Whether or not you subscribe to the Good Book, you must admit that even logic tells us that whatever we feed ourselves is what we become. Junk food will eventually beget a junky body. I tend to believe that theory holds true for things that go deeper than the physical.
A Purdue University professor, Glenn Sparks, did extensive research on how scary movies affect us physiologically. He found that palms sweat, heartbeats increase as much as 15 beats per minute, muscles tense up, skin temperature drops several degrees and blood pressure spikes. Sparks says that although we tell ourselves what we’re seeing is not real, our brain hasn’t adapted to technology and still reacts as though what we see is factual.
Shouldn’t we be conditioned to seek things to give us pleasure rather than what elicits these unpleasant side effects of fright? Being thrilled AND scared is paradoxical, isn’t it?
Media researchers have found that indulging in this type of media actually makes the viewer feel more hostile, view life in a more hostile way and be haunted by the images that have entered their brains to make a memory—whether real or not.

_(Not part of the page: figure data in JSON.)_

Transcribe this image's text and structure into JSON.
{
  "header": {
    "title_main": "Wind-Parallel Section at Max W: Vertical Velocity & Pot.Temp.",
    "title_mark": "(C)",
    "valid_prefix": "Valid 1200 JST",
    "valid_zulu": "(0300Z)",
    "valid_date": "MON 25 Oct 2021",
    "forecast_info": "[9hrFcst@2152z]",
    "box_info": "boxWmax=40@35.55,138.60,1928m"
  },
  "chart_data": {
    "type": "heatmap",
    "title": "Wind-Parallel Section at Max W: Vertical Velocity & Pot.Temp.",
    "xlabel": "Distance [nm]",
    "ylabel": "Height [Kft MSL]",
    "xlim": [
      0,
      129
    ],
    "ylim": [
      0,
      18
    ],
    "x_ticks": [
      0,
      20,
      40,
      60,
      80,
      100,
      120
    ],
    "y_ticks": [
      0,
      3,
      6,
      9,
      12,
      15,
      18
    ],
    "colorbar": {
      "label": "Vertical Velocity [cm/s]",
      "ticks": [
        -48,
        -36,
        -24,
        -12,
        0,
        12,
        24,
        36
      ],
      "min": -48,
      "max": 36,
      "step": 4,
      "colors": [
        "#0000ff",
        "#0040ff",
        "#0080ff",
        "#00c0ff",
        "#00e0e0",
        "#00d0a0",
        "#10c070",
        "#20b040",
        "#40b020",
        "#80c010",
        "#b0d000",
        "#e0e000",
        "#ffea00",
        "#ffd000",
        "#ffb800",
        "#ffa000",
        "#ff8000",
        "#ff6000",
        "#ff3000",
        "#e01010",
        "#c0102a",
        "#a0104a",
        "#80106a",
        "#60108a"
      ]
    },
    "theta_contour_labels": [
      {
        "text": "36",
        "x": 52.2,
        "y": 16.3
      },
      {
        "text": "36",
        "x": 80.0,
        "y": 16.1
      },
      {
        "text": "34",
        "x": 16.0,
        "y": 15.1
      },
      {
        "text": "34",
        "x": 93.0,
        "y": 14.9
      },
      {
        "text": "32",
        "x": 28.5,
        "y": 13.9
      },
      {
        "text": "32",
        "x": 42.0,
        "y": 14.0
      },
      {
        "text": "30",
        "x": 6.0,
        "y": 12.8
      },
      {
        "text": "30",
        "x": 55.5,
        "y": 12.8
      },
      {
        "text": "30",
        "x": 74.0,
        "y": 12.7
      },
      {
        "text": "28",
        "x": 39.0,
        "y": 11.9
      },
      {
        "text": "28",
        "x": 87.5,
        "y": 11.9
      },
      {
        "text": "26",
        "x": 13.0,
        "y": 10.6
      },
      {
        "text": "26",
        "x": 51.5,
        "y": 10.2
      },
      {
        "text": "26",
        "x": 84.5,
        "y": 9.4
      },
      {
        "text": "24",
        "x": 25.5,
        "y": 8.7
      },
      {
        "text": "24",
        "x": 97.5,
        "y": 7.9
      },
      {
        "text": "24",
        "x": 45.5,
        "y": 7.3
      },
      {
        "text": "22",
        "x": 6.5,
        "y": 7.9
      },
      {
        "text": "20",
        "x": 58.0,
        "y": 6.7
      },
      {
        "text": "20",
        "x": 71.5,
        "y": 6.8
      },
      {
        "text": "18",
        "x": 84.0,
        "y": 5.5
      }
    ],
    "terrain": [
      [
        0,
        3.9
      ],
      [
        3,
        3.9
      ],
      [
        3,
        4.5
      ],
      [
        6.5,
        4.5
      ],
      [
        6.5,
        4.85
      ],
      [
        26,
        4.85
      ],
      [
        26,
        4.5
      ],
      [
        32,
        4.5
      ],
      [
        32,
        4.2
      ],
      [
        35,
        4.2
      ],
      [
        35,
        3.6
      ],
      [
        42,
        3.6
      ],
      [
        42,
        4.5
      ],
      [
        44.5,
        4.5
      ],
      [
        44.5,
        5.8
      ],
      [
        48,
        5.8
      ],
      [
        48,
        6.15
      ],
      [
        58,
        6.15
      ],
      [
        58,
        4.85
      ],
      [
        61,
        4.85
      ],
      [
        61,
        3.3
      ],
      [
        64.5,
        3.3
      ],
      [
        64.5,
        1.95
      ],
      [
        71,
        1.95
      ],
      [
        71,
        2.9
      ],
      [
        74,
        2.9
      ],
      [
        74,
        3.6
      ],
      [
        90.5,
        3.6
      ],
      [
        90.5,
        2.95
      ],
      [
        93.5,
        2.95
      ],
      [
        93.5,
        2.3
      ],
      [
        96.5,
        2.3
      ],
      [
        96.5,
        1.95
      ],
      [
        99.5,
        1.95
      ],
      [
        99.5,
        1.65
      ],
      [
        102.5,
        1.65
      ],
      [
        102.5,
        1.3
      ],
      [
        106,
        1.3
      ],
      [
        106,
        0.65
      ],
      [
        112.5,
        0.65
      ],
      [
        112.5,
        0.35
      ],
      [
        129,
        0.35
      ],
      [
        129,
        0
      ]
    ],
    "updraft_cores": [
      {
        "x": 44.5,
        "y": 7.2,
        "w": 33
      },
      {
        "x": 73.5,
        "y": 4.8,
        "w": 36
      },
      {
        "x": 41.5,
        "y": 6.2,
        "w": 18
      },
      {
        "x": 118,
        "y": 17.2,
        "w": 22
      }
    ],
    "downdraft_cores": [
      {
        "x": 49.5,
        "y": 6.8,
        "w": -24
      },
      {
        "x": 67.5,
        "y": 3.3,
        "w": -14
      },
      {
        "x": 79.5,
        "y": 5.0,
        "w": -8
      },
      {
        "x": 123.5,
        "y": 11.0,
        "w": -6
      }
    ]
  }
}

Joanne Cantor, PhD, director of the Center for Communication Research at University of Wisconsin, Madison, is acclaimed as an expert in this subject. She has found in surveys of her students that almost 60 percent of them admit that scary things they watched before age 14 had created disturbances for them, both while sleeping and awake, to this present day. She notes hundreds of students who have told her they became afraid of clowns or battled horrible images running obsessively through their minds for years after watching frightening movies.
Her thought is that the brain possibly stores the movie images as memories in the amygdala—the storehouse of memories which generates emotions based on them. If this is true, the same emotional problems that can be caused by memories of actual trauma from childhood can also be caused by memories of fake violent, frightening images in movies since the brain may not be able to differentiate between reality and the big screen.
That makes me question how many adults are struggling through life with depression or anxiety and panic attacks or horrible nightmares and sleepless nights because their brain stored up the scary movie images as real. These people wonder what’s wrong with them and wonder how to get to the root of the darkness in their lives……never thinking to question the horror movies and scary images they filled themselves with once upon a time……
I know, I know—I’m a spoil sport on Halloween, aren’t I? Go ahead and see the latest horror movie without me; at least you’ll save money by not having to buy me a ticket. Keep the machete; I’m running through fields of daisies. And the only man with a golden arm that I’ll acknowledge is whoever wins the Cy Young Award next baseball season.